シンデレラ宣言『シンデレラ宣言!/朝顔シャングリラ/はにかみサンセット』

「必ず帰ってきます!」と充電期間から早期復帰をオーディエンスに約束。

先日降った雪がまだ残り、寒さも一層厳しくなってきた1月9日(日)、さいたまスーパーアリーナにて、LUNA SEA『30th Anniversary Tour-CROSS THE UNIVERSE-GRAND FINAL』が開催された。昨年12月23日にLUNA SEA公式サイトにて、RYUICHI(Vo)が現在開催中の全国ツアーのグランドファイナル、さいたまスーパーアリーナ公演及び1月31日、2月1日の大阪国際会議場メインホール公演(延期振替公演)の終了をもって、声帯に出来た静脈瘤(りゅう)を除去する手術を行うため、充電期間を設けることが発表されている。

当日は、充電期間に入る前のLUNA SEAのパフォーマンスを一目見ようと、沢山のオーディエンスがしっかりと感染対策のマスクをして集まっていた。本公演は新型コロナウィルス感染対策の為、途中換気のインターバルを設けた2部構成となっている。オーディエンスが手拍子をしながら開演を待つ中、照明が落ち、幻想的なSEが流れ始めると、ライトが激しくステージを照らす。メンバーが登場するとオーディエンスからは盛大な拍手があがる。RYUICHIが拳を突き挙げた瞬間、“LUCA”でライブがスタート。SUGIZO(Gt)はステージを端から端へと歩きながらオーディエンスに指を差してコンタクトをとると、INORAN(Gt)はジャンプしながらギターを演奏し、手を挙げ手拍子を煽るとオーディエンスはそれに手拍子で応える。そんなステージに釘付けになりつつ“Dejavu”へ。INORAN、J(Ba)がステージ前方へ出て来て楽器をかき鳴らすと、RYUICHIはSUGIZOと中央で向かい合いながら歌っていた。「さいたまスーパーアリーナ!お前たちの心の声を聞かせてくれ!」とRYUICHIの言葉に、両手を挙げ手拍子で応えるオーディエンス。

「いよいよグランドファイナルの時間がやって来ました。こういう状況の中、たくさんの人が会場に来てくれました。その中でも勇気を持って今日は来ない選択をした方たちにも拍手を送りたい。WOWOWでテレビの前で観ている方も楽しんで下さい!」と話すRYUICHI。“Pulse”、“PHILIA”と畳み掛けると、“PHILIA”ではJのピアノ演奏も加わり、RYUICHIの歌声に酔いしれ、熱い歌声に惜しみない拍手を送るオーディエンス。「コロナという未知なる敵が現れて2年。音楽を止めないという信念でここまで来ました。今まで以上にライブをやるということがどれだけ奇跡か。この長いトンネルを我々は先頭で走り抜けるからね!」と、RYUICHIの言葉に続いて披露された“宇宙の詩〜Higher and Higher〜”では、SUGIZOの煌びやかなギターとRYUICHIの歌声で始まり、ブルーのレーザービームやミラーボールの演出でステージが光り輝く。

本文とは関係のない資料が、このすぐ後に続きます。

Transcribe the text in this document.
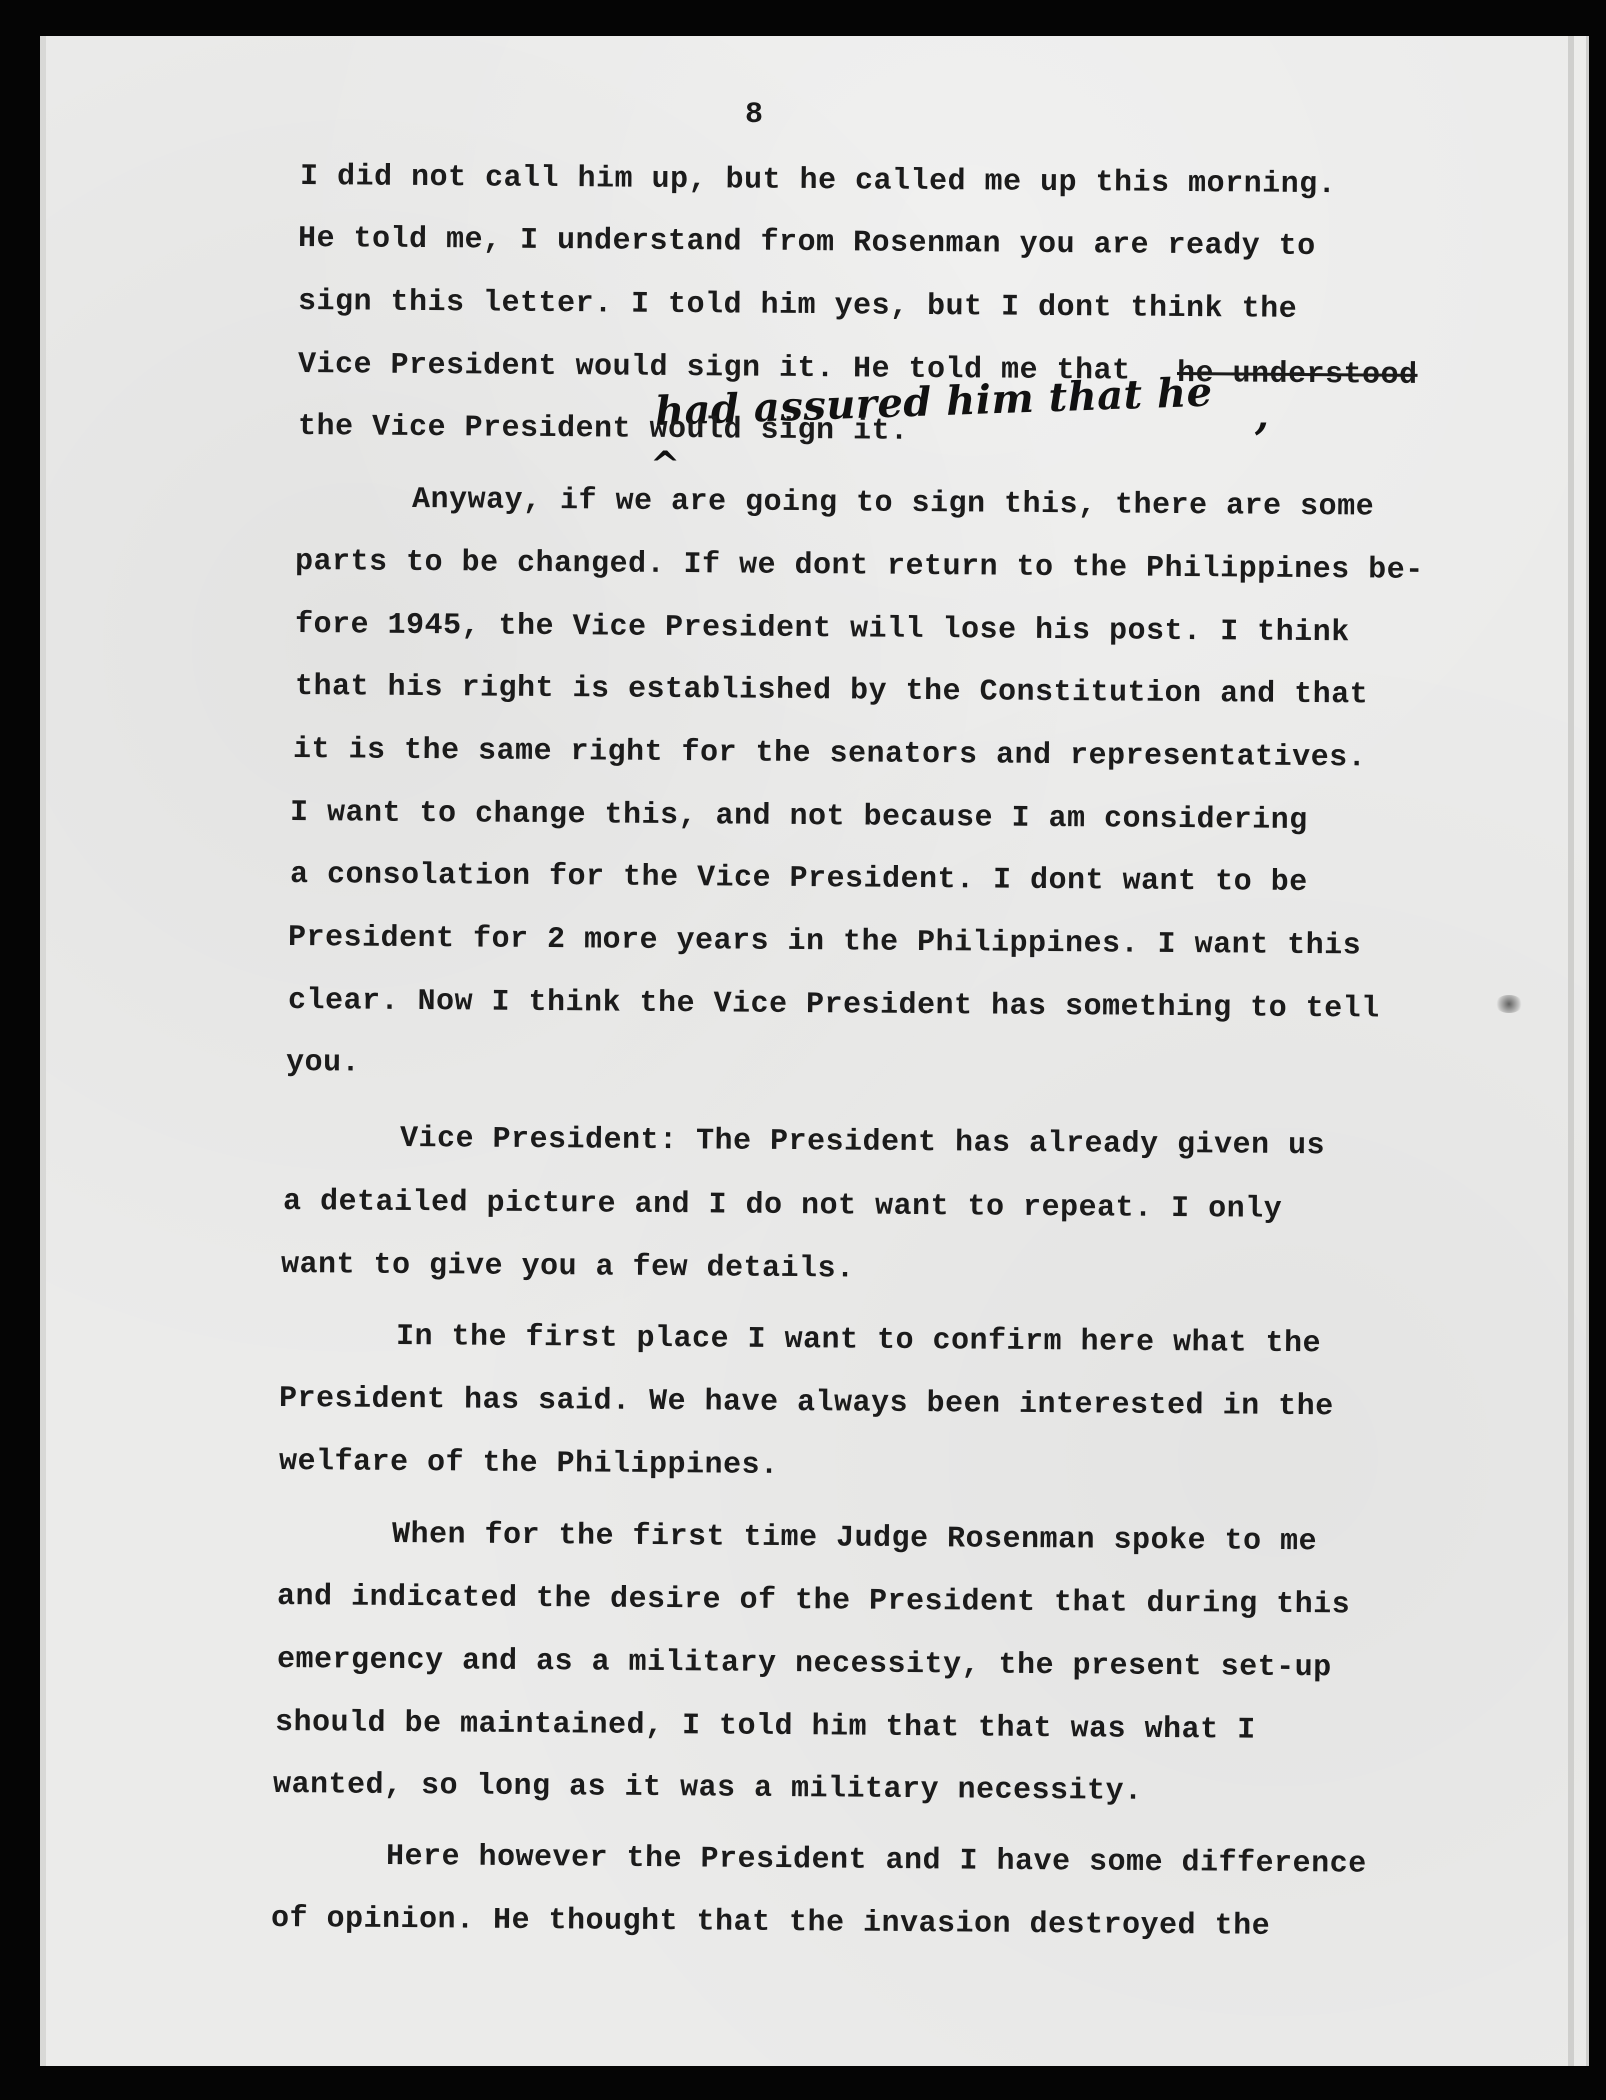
8
I did not call him up, but he called me up this morning.
He told me, I understand from Rosenman you are ready to
sign this letter. I told him yes, but I dont think the
Vice President would sign it. He told me that he understood
had assured him that he ,
^
the Vice President would sign it.
Anyway, if we are going to sign this, there are some
parts to be changed. If we dont return to the Philippines be-
fore 1945, the Vice President will lose his post. I think
that his right is established by the Constitution and that
it is the same right for the senators and representatives.
I want to change this, and not because I am considering
a consolation for the Vice President. I dont want to be
President for 2 more years in the Philippines. I want this
clear. Now I think the Vice President has something to tell
you.
Vice President: The President has already given us
a detailed picture and I do not want to repeat. I only
want to give you a few details.
In the first place I want to confirm here what the
President has said. We have always been interested in the
welfare of the Philippines.
When for the first time Judge Rosenman spoke to me
and indicated the desire of the President that during this
emergency and as a military necessity, the present set-up
should be maintained, I told him that that was what I
wanted, so long as it was a military necessity.
Here however the President and I have some difference
of opinion. He thought that the invasion destroyed the
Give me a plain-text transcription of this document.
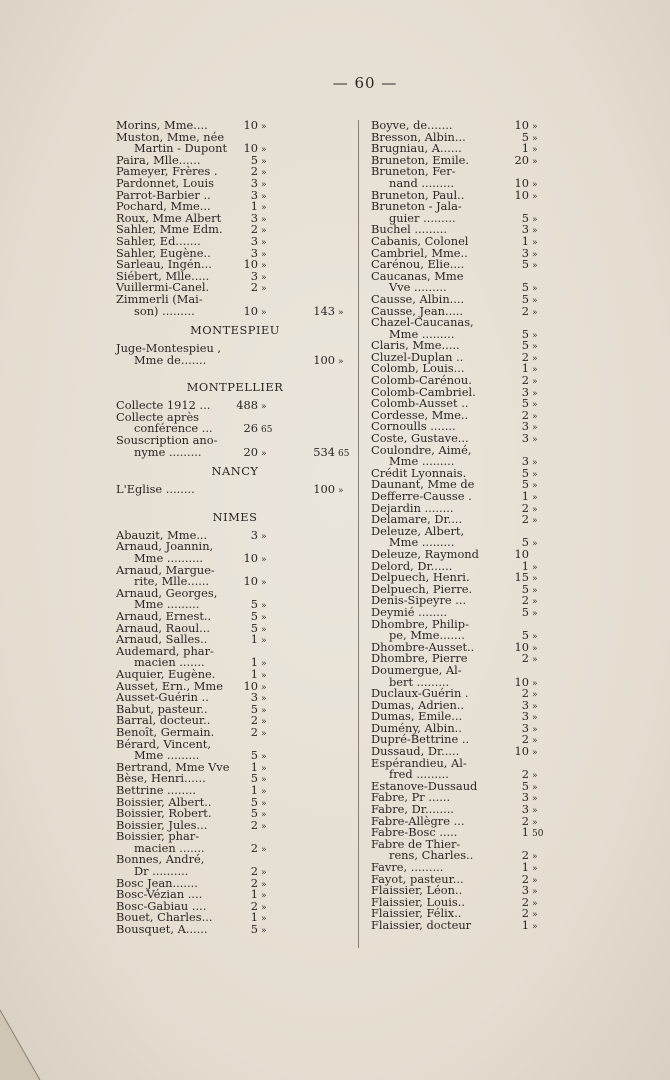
— 60 —
Morins, Mme....	10 »
Muston, Mme, née
Martin - Dupont	10 »
Paira, Mlle......	5 »
Pameyer, Frères .	2 »
Pardonnet, Louis	3 »
Parrot-Barbier ..	3 »
Pochard, Mme...	1 »
Roux, Mme Albert	3 »
Sahler, Mme Edm.	2 »
Sahler, Ed.......	3 »
Sahler, Eugène..	3 »
Sarleau, Ingén...	10 »
Siébert, Mlle.....	3 »
Vuillermi-Canel.	2 »
Zimmerli (Mai-
son) .........	10 »	143 »
MONTESPIEU
Juge-Montespieu ,
Mme de.......	100 »
MONTPELLIER
Collecte 1912 ... 488 »
Collecte après
conférence ...	26 65
Souscription ano-
nyme .........	20 »	534 65
NANCY
L'Eglise ........	100 »
NIMES
Abauzit, Mme...	3 »
Arnaud, Joannin,
Mme ..........	10 »
Arnaud, Margue-
rite, Mlle......	10 »
Arnaud, Georges,
Mme .........	5 »
Arnaud, Ernest..	5 »
Arnaud, Raoul...	5 »
Arnaud, Salles..	1 »
Audemard, phar-
macien .......	1 »
Auquier, Eugène.	1 »
Ausset, Ern., Mme	10 »
Ausset-Guérin ..	3 »
Babut, pasteur..	5 »
Barral, docteur..	2 »
Benoît, Germain.	2 »
Bérard, Vincent,
Mme .........	5 »
Bertrand, Mme Vve	1 »
Bèse, Henri......	5 »
Bettrine ........	1 »
Boissier, Albert..	5 »
Boissier, Robert.	5 »
Boissier, Jules...	2 »
Boissier, phar-
macien .......	2 »
Bonnes, André,
Dr ..........	2 »
Bosc Jean.......	2 »
Bosc-Vézian ....	1 »
Bosc-Gabiau ....	2 »
Bouet, Charles...	1 »
Bousquet, A......	5 »
Boyve, de.......	10 »
Bresson, Albin...	5 »
Brugniau, A......	1 »
Bruneton, Emile.	20 »
Bruneton, Fer-
nand .........	10 »
Bruneton, Paul..	10 »
Bruneton - Jala-
guier .........	5 »
Buchel .........	3 »
Cabanis, Colonel	1 »
Cambriel, Mme..	3 »
Carénou, Elie....	5 »
Caucanas, Mme
Vve .........	5 »
Causse, Albin....	5 »
Causse, Jean.....	2 »
Chazel-Caucanas,
Mme .........	5 »
Claris, Mme.....	5 »
Cluzel-Duplan ..	2 »
Colomb, Louis...	1 »
Colomb-Carénou.	2 »
Colomb-Cambriel.	3 »
Colomb-Ausset ..	5 »
Cordesse, Mme..	2 »
Cornoulls .......	3 »
Coste, Gustave...	3 »
Coulondre, Aimé,
Mme .........	3 »
Crédit Lyonnais.	5 »
Daunant, Mme de	5 »
Defferre-Causse .	1 »
Dejardin ........	2 »
Delamare, Dr....	2 »
Deleuze, Albert,
Mme .........	5 »
Deleuze, Raymond	10
Delord, Dr......	1 »
Delpuech, Henri.	15 »
Delpuech, Pierre.	5 »
Denis-Sipeyre ...	2 »
Deymié ........	5 »
Dhombre, Philip-
pe, Mme.......	5 »
Dhombre-Ausset..	10 »
Dhombre, Pierre	2 »
Doumergue, Al-
bert .........	10 »
Duclaux-Guérin .	2 »
Dumas, Adrien..	3 »
Dumas, Emile...	3 »
Dumény, Albin..	3 »
Dupré-Bettrine ..	2 »
Dussaud, Dr.....	10 »
Espérandieu, Al-
fred .........	2 »
Estanove-Dussaud	5 »
Fabre, Pr ......	3 »
Fabre, Dr........	3 »
Fabre-Allègre ...	2 »
Fabre-Bosc .....	1 50
Fabre de Thier-
rens, Charles..	2 »
Favre, .........	1 »
Fayot, pasteur...	2 »
Flaissier, Léon..	3 »
Flaissier, Louis..	2 »
Flaissier, Félix..	2 »
Flaissier, docteur	1 »
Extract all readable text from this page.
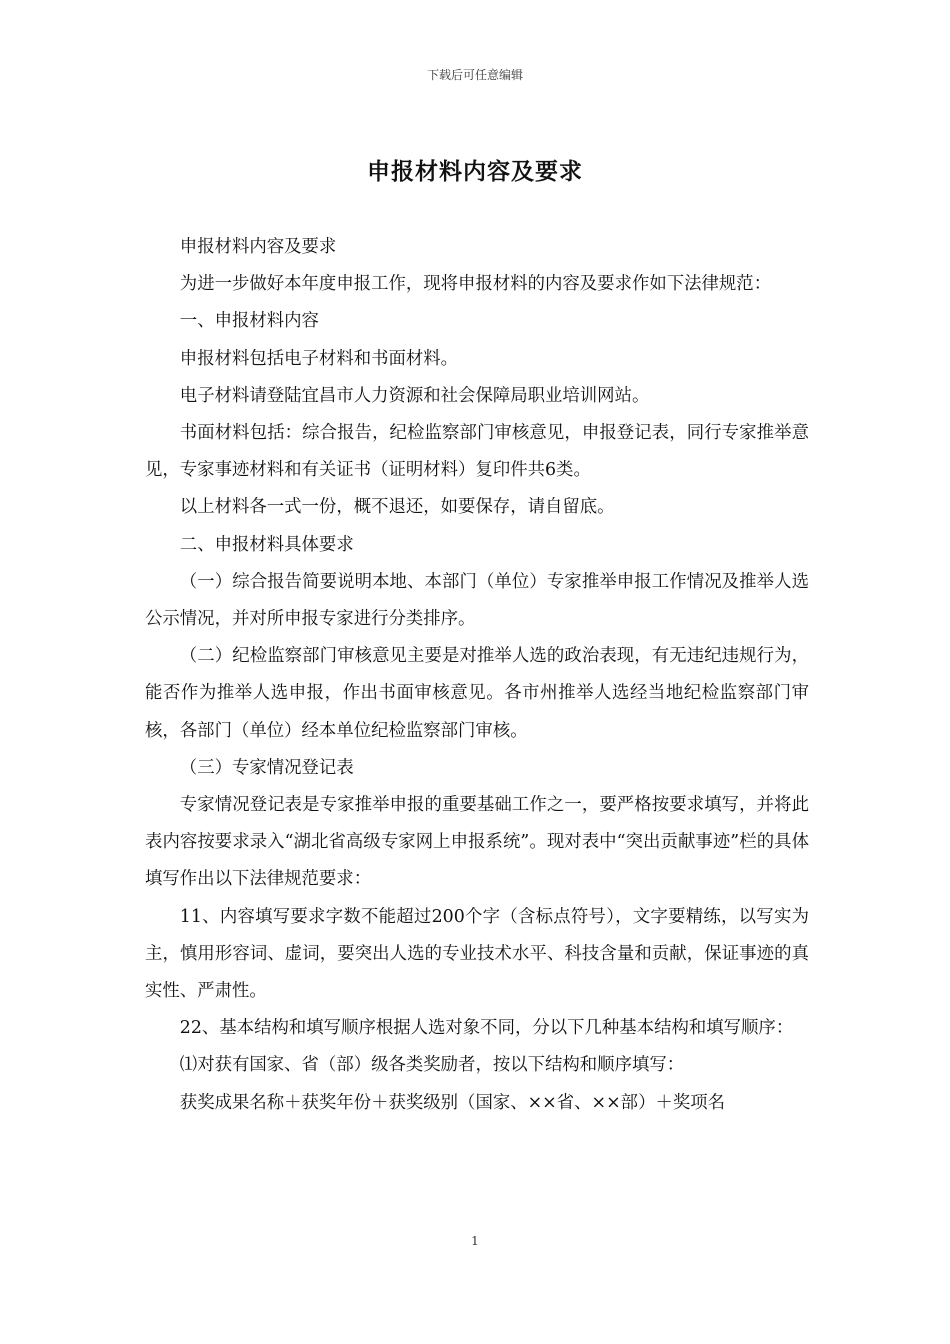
下载后可任意编辑
申报材料内容及要求

申报材料内容及要求

为进一步做好本年度申报工作，现将申报材料的内容及要求作如下法律规范：

一、申报材料内容

申报材料包括电子材料和书面材料。

电子材料请登陆宜昌市人力资源和社会保障局职业培训网站。

书面材料包括：综合报告，纪检监察部门审核意见，申报登记表，同行专家推举意见，专家事迹材料和有关证书（证明材料）复印件共6类。

以上材料各一式一份，概不退还，如要保存，请自留底。

二、申报材料具体要求

（一）综合报告简要说明本地、本部门（单位）专家推举申报工作情况及推举人选公示情况，并对所申报专家进行分类排序。

（二）纪检监察部门审核意见主要是对推举人选的政治表现，有无违纪违规行为，能否作为推举人选申报，作出书面审核意见。各市州推举人选经当地纪检监察部门审核，各部门（单位）经本单位纪检监察部门审核。

（三）专家情况登记表

专家情况登记表是专家推举申报的重要基础工作之一，要严格按要求填写，并将此表内容按要求录入“湖北省高级专家网上申报系统”。现对表中“突出贡献事迹”栏的具体填写作出以下法律规范要求：

11、内容填写要求字数不能超过200个字（含标点符号），文字要精练，以写实为主，慎用形容词、虚词，要突出人选的专业技术水平、科技含量和贡献，保证事迹的真实性、严肃性。

22、基本结构和填写顺序根据人选对象不同，分以下几种基本结构和填写顺序：

⑴对获有国家、省（部）级各类奖励者，按以下结构和顺序填写：

获奖成果名称＋获奖年份＋获奖级别（国家、××省、××部）＋奖项名

1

SUGIZOの激しいギターソロにオーディエンスは精一杯手を伸ばしながら盛り上がり、RYUICHIは着ていたジャケットを脱ぐと“anagram”、“BLACK AND BLUE”へと続く。カラフルなライトで彩られたステージと、「say!come on!」とRYUICHIが叫ぶと手拍子と手を挙げ飛び跳ねるオーディエンス。INORANは真矢のところへ行き、向き合って笑顔で演奏し、会場全体は手を左右に振りながら一体感が生まれる。「ワクワクした気持ちになれるよう、熱い夜を過ごしましょう!まだ昼か(笑)、帰る頃には夜だし!(笑)」と時には笑いも交えつつ、「LUNA SEA5人から愛をこめて」と“悲壮美”へ。ステージバックには無数の光る星空のようなライトが輝き、RYUICHIが歌い上げる壮大な歌声にオーディエンスから盛大な拍手が送られ、1部のステージが終了した。メンバーがステージ袖へと帰っていく中、RYUICHIが途中で脱いだジャケットを拾い、丁寧に扱いながらそれを持って退場するSUGIZOに笑いが起きる。

途中換気の為にインターバルを設けた後、手拍子で待つオーディエンスの前に、ピアノのSEが流れ、赤いライトで彩られるステージにメンバーが再登場し、手を挙げスポットライトを浴びるRYUICHIの掛け声と真矢の激しいドラムから“JESUS”で2部がスタート。オーディエンスはリズムに乗って飛び跳ねながら盛り上がり、“Closer”へ。Jは手を挙げながら、ステージ前方に出て来てオーディエンスを煽ると、INORAN、SUGIZOはそれぞれステージ左右に別れオーディエンスと目を合わせ笑顔でギターを演奏する。時折真矢の元に行き、メンバーみんなが集まり囲みながら演奏するという、仲の良さが垣間見える瞬間もあった。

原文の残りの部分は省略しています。